The Doctor doubled back, grunting in pain.
"We have to move" Anna said, dropping her sword and grabbing his arm. She recoiled. "Ouch! You really are burning!"
"Not enough" the Doctor muttered. "I have to stop that. Go to the TARDIS, now. "
"No" Anna said simply, bracing herself and helping the Doctor on his feet. "Come, Osmine" she said, grunting under the effort.
"Go first" the dark haired woman answered, picking up Anna's discarded sword stump and facing the lump of ice that was trying to regain Simeon's shape. "I'll cover you."
Anna and the Doctor hobbled toward the staircase, with Osmine slowly walking backward behind them.
"Are you getting cooler?" Anna asked, as she helped the Doctor climbing down the stairs.
"Yes. I told you I can't hold this for long. Which means…"
With a crinkling sound, ice began to form on the Time Lord's face and hands. Anna looked around desperately as they descended the staircase, with Osmine following them a few steps above, her broken swords raised defensively.
"We have to find you an act of true love… The TARDIS!" she exclaimed. "You said you always travel with her… Maybe that counts as a family? Do you think that would be true love?"
"What are you suggesting?" the Doctor grunted, not hiding the sarcasm in his voice. "That I should kiss my time machine so that I stop freezing?"
"I don't know, maybe you could… she could… if she… do you know…" Anna bit her lip, frantically racking her brain. She helped the Doctor on the last step. They now were in a small antechamber. The princess pointed to a door. "She's right behind that door" she said. She looked at the Doctor. "Don't you have another power that could help you?" she asked. "You said you had a way out, can you take it now?"
"You never give up, don't you?" the Doctor said, smiling unexpectedly. Anna thought she saw a curious orange light glow under his skin for a second. "It's not time yet" he added.
"But you are going to turn to ice any second now! I know how it worked, it happened to me! Will it still be time when it's too late?"
"No. Go to the TARDIS with Osmine, now."
"You can barely stand! How will you reach it?"
A yell from Osmine interrupted whatever answer the Doctor was about to give. They turned to see Simeon standing in the room, mere meters from them.
"Enough games" he said dryly. "You die, now."
The hands of the ice man changed, becoming long spikes of ice.
"Run!"
Osmine jumped in front of him, shielding Anna and the Doctor with her body, her swords stumps raised defensively.
"I'll hold him off! If you have a way to leave this place, run away, now!" she shouted.
"But… I can't… Osmine! Doctor! I can't leave..."
"You heard her" the Doctor muttered in a hoarse voice.
Simeon swung one of his blades. Osmine braced herself and blocked the blow with one of her sword stumps. It was knocked out of her hands and clattered against the wall.
"Run away, now!" she shouted over her shoulder, as Simeon swung his other blade. "Run away, you clever…"
"Sorry" the Doctor said. "Not this time."
The Time Lord grabbed Osmine by the shoulders and pushed her away, stepping in front of the ice blade that plunged neatly into his chest.

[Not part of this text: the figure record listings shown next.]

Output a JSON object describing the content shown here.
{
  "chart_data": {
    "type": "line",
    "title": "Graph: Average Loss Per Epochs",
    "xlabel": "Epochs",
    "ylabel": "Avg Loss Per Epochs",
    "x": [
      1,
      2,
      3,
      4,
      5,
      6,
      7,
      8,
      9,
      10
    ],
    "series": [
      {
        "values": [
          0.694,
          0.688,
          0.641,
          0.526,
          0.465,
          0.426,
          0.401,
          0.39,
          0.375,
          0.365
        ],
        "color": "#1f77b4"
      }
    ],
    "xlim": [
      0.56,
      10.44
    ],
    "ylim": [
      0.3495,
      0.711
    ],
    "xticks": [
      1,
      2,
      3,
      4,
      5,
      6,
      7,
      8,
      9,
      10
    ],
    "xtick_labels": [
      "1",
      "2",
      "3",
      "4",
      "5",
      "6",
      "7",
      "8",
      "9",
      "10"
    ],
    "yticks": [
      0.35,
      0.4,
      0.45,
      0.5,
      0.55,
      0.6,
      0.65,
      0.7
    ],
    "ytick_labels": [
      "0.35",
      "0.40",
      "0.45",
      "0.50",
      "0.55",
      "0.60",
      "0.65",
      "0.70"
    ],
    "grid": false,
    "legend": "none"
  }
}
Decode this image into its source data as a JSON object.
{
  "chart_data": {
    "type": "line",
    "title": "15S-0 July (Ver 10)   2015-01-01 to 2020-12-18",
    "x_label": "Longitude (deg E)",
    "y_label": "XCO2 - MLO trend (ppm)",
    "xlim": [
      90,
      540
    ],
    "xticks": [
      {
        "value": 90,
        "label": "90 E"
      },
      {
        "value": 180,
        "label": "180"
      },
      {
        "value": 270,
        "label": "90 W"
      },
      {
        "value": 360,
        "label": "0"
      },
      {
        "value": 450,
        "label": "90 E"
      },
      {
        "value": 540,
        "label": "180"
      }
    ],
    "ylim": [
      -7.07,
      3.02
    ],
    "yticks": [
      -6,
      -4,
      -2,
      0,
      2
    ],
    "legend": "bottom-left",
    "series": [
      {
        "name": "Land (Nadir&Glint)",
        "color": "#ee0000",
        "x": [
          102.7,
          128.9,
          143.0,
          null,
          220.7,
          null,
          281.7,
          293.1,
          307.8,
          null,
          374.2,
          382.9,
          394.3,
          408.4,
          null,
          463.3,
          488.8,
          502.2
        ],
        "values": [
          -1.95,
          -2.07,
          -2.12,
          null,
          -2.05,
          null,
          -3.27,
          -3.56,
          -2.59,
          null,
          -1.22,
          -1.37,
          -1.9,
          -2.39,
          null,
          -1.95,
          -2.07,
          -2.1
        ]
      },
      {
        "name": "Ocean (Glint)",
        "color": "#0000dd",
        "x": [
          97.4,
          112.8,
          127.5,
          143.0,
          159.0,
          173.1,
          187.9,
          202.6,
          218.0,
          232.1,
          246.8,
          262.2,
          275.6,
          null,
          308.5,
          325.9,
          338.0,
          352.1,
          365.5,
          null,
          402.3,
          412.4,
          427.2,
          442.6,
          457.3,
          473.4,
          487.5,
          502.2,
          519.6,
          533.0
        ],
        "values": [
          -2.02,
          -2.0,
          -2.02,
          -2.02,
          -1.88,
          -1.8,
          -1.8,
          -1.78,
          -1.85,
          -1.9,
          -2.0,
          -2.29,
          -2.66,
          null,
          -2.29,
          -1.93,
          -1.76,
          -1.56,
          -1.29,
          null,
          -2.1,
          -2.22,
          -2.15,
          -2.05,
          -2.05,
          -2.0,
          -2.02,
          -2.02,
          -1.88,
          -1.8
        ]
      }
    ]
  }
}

Authors' Notes: The TARDIS has a holographic interface with which it can interact with people, but I found more interesting to have it use pieces of earlier conversations.
I don't remember the Doctor stating that he can control his temperature, but given the vast range of things Time Lords have been shown to do (like surviving in the vacuum for some time, for instance), that particular one did not feel to far-fetched to me.